DeNardi also argued that each airline that survives the crisis — “undoubtedly” including Southwest — will emerge with stronger earnings power afterward, as other airlines consolidate and barriers to entry for newcomers increase.
Ultimately, there are a few reasons that DeNardi and Stifel suggest Southwest is a good buy right now.
Capital raises and a liquidity war chest
As it has sought liquidity to weather the COVID-19 pandemic and the corresponding drop in demand, Southwest has been aggressive while managing its balance sheet conservatively.
“Southwest is building a liquidity war chest to play offense, at some point, when certain of its peers will be
unable to do so,” DeNardi wrote.
The airline has issued new shares and convertible bonds to raise cash, putting it in a position to take on less debt.
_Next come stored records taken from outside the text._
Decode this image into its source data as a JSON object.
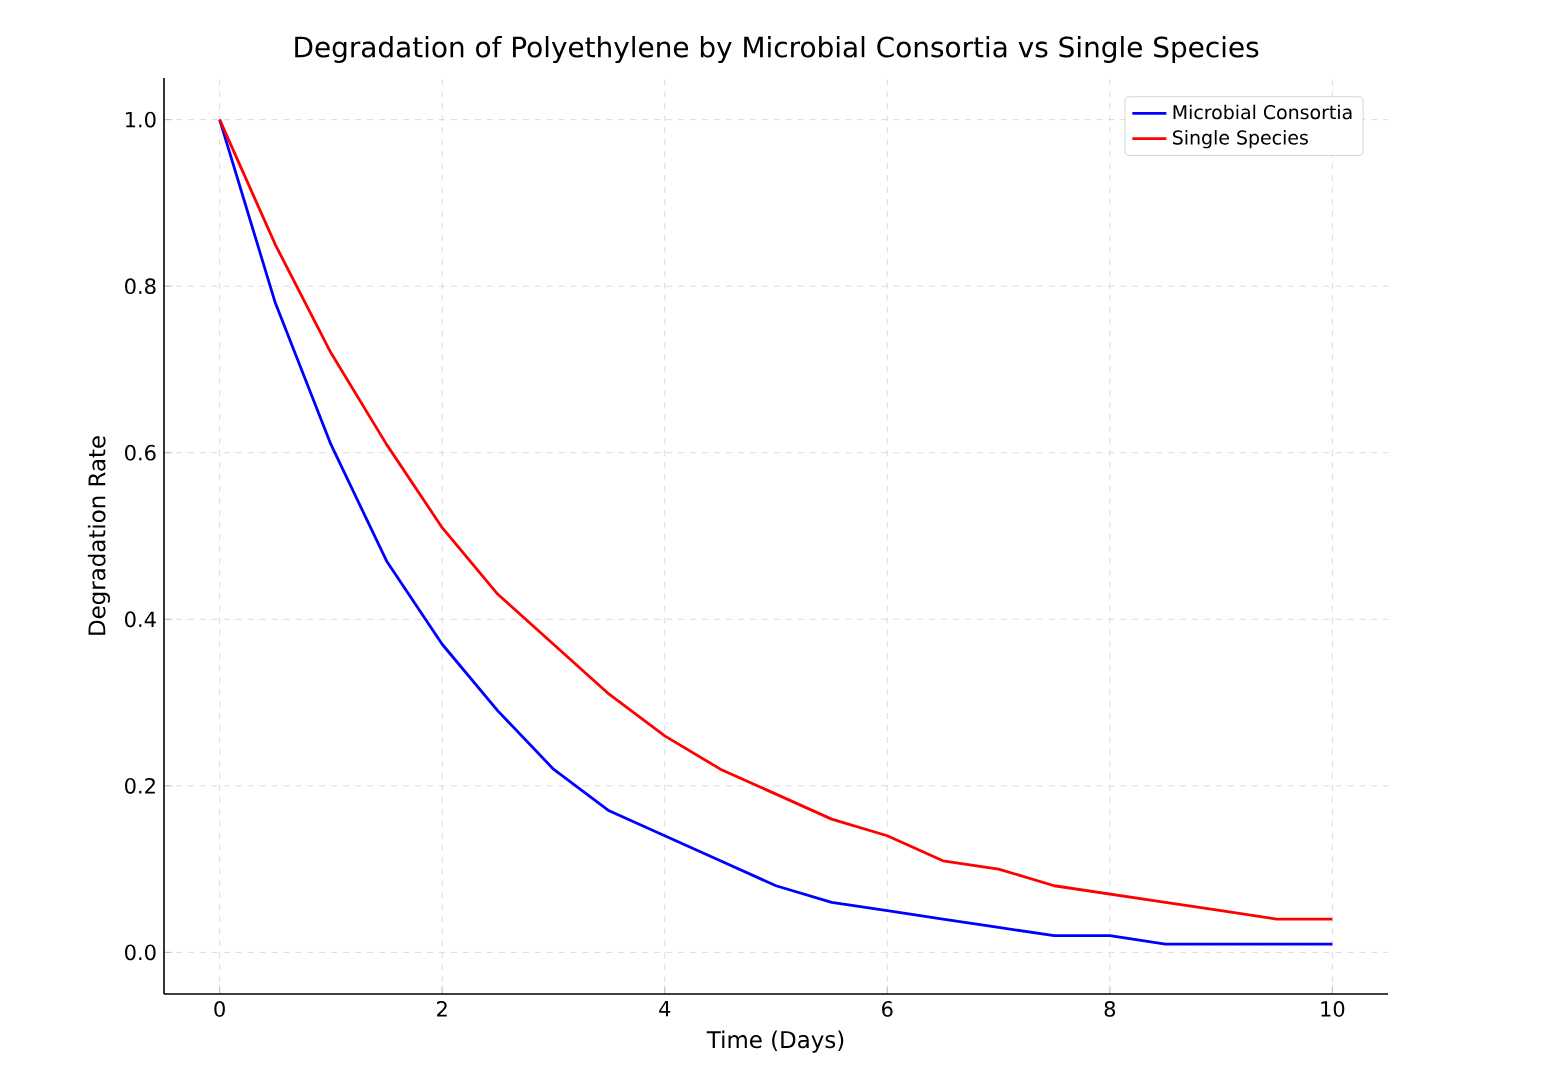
{
  "chart_data": {
    "type": "line",
    "title": "Degradation of Polyethylene by Microbial Consortia vs Single Species",
    "xlabel": "Time (Days)",
    "ylabel": "Degradation Rate",
    "x": [
      0,
      0.5,
      1,
      1.5,
      2,
      2.5,
      3,
      3.5,
      4,
      4.5,
      5,
      5.5,
      6,
      6.5,
      7,
      7.5,
      8,
      8.5,
      9,
      9.5,
      10
    ],
    "series": [
      {
        "name": "Microbial Consortia",
        "color": "#0000ff",
        "values": [
          1.0,
          0.78,
          0.61,
          0.47,
          0.37,
          0.29,
          0.22,
          0.17,
          0.14,
          0.11,
          0.08,
          0.06,
          0.05,
          0.04,
          0.03,
          0.02,
          0.02,
          0.01,
          0.01,
          0.01,
          0.01
        ]
      },
      {
        "name": "Single Species",
        "color": "#ff0000",
        "values": [
          1.0,
          0.85,
          0.72,
          0.61,
          0.51,
          0.43,
          0.37,
          0.31,
          0.26,
          0.22,
          0.19,
          0.16,
          0.14,
          0.11,
          0.1,
          0.08,
          0.07,
          0.06,
          0.05,
          0.04,
          0.04
        ]
      }
    ],
    "xlim": [
      -0.5,
      10.5
    ],
    "ylim": [
      -0.05,
      1.05
    ],
    "xticks": [
      0,
      2,
      4,
      6,
      8,
      10
    ],
    "yticks": [
      {
        "value": 0,
        "label": "0.0"
      },
      {
        "value": 0.2,
        "label": "0.2"
      },
      {
        "value": 0.4,
        "label": "0.4"
      },
      {
        "value": 0.6,
        "label": "0.6"
      },
      {
        "value": 0.8,
        "label": "0.8"
      },
      {
        "value": 1.0,
        "label": "1.0"
      }
    ],
    "grid": true,
    "legend": "top right",
    "marker": "none",
    "line_style": "solid"
  }
}
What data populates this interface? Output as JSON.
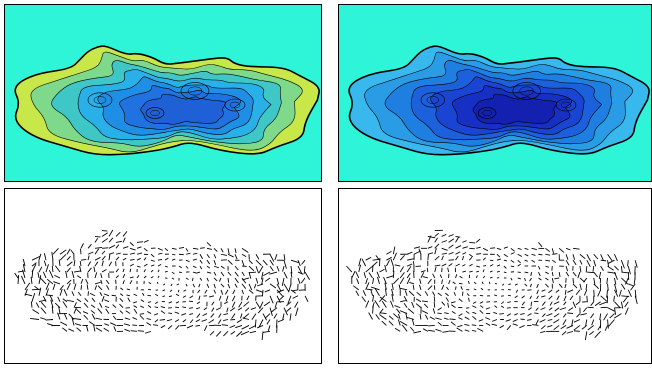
{
  "figure": {
    "panels": [
      {
        "id": "top-left",
        "kind": "filled-contour",
        "scheme": "shallow"
      },
      {
        "id": "top-right",
        "kind": "filled-contour",
        "scheme": "deep"
      },
      {
        "id": "bottom-left",
        "kind": "vector-field",
        "variant": "a"
      },
      {
        "id": "bottom-right",
        "kind": "vector-field",
        "variant": "b"
      }
    ]
  },
  "colors": {
    "land": "#2ff5d8",
    "coast": "#000000",
    "contour_line": "#000000",
    "arrow": "#000000",
    "frame": "#000000",
    "shallow_palette": [
      "#c8e84a",
      "#7fd98a",
      "#3fc7c8",
      "#2ab0e8",
      "#1f8fe6",
      "#1f72df",
      "#2060d6"
    ],
    "deep_palette": [
      "#38b8ec",
      "#2a9ce6",
      "#1f7fe0",
      "#1c60dc",
      "#1a44d2",
      "#1730c4",
      "#1420b0"
    ]
  }
}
While this dilution is a short-term drag, DeNardi wrote, “we believe the market is underappreciating the returns it can generate from that capital.”
When the $4 billion sale is complete, Southwest expects to have about $13.5 billion in liquidity available, factoring in recent loans and support through the federal CARES Act. The airline will still have between $9 billion and $10 billion in unencumbered assets, including up to $8 billion worth of aircraft.
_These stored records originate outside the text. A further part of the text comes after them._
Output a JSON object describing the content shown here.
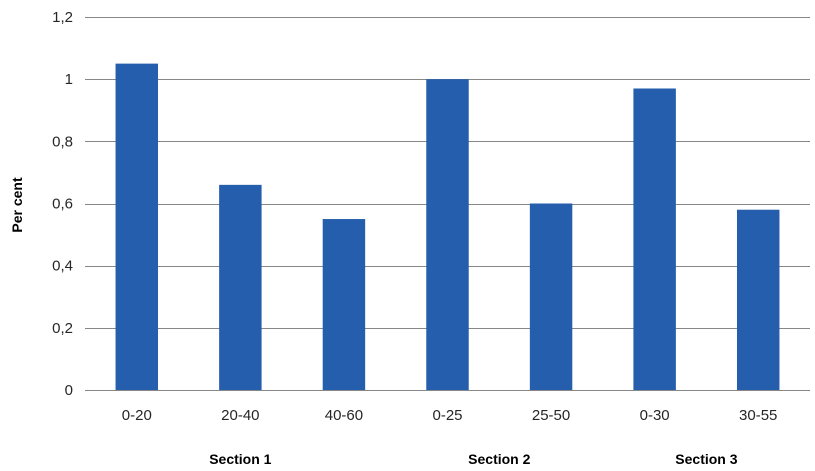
{
  "chart_data": {
    "type": "bar",
    "categories": [
      "0-20",
      "20-40",
      "40-60",
      "0-25",
      "25-50",
      "0-30",
      "30-55"
    ],
    "values": [
      1.05,
      0.66,
      0.55,
      1.0,
      0.6,
      0.97,
      0.58
    ],
    "groups": [
      {
        "label": "Section 1",
        "categories": [
          "0-20",
          "20-40",
          "40-60"
        ]
      },
      {
        "label": "Section  2",
        "categories": [
          "0-25",
          "25-50"
        ]
      },
      {
        "label": "Section 3",
        "categories": [
          "0-30",
          "30-55"
        ]
      }
    ],
    "title": "",
    "xlabel": "",
    "ylabel": "Per cent",
    "ylim": [
      0,
      1.2
    ],
    "yticks": [
      0,
      0.2,
      0.4,
      0.6,
      0.8,
      1,
      1.2
    ],
    "ytick_labels": [
      "0",
      "0,2",
      "0,4",
      "0,6",
      "0,8",
      "1",
      "1,2"
    ],
    "grid": true,
    "legend": "none",
    "bar_color": "#245EAD",
    "grid_color": "#878787"
  }
}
“That is, by far, the strongest liquidity position in the industry for a company which also has the strongest underlying balance sheet and the best leverage with its aircraft OEM when it comes to managing capex over the next few years,” the Stifel report says.
“For an airline with an expected 2Q daily cash burn rate of $30-$35 million,” it added, “Southwest has the liquidity and access to additional capital to outlast any of its peers.”
“In what we see as a more likely scenario where demand begins to improve later this summer and Southwest ends up not needing all the capital it has raised, it’s going to be able to start playing offense – aggressively – far sooner than its peers,” DeNardi wrote. “If we know one thing about downturns in the airline industry, it’s that opportunities are created – and Southwest will be one of a select few, and perhaps the only airline, with the financial wherewithal to execute.”
The airline also stands to benefit from future earnings through its credit card partnership with JPMorgan Chase. The bank purchases frequent-flyer miles from Southwest, which it then distributes to its cardholders as spending rewards.
One potential source of liquidity for airlines is pre-selling those miles to banks. While it earns much-needed short-term cash, pre-sales typically happen at a large discount. DeNardi and Stifel believe that, since Southwest will be able to raise sufficient cash to survive, it will not need to tap this resource, which could lead to higher earning through mileage sales in the future, once the economic recovery begins to materialize.
Stifel upgraded the stock to “Buy” with a target price of $50 per share. Southwest closed at $29.23 on Friday.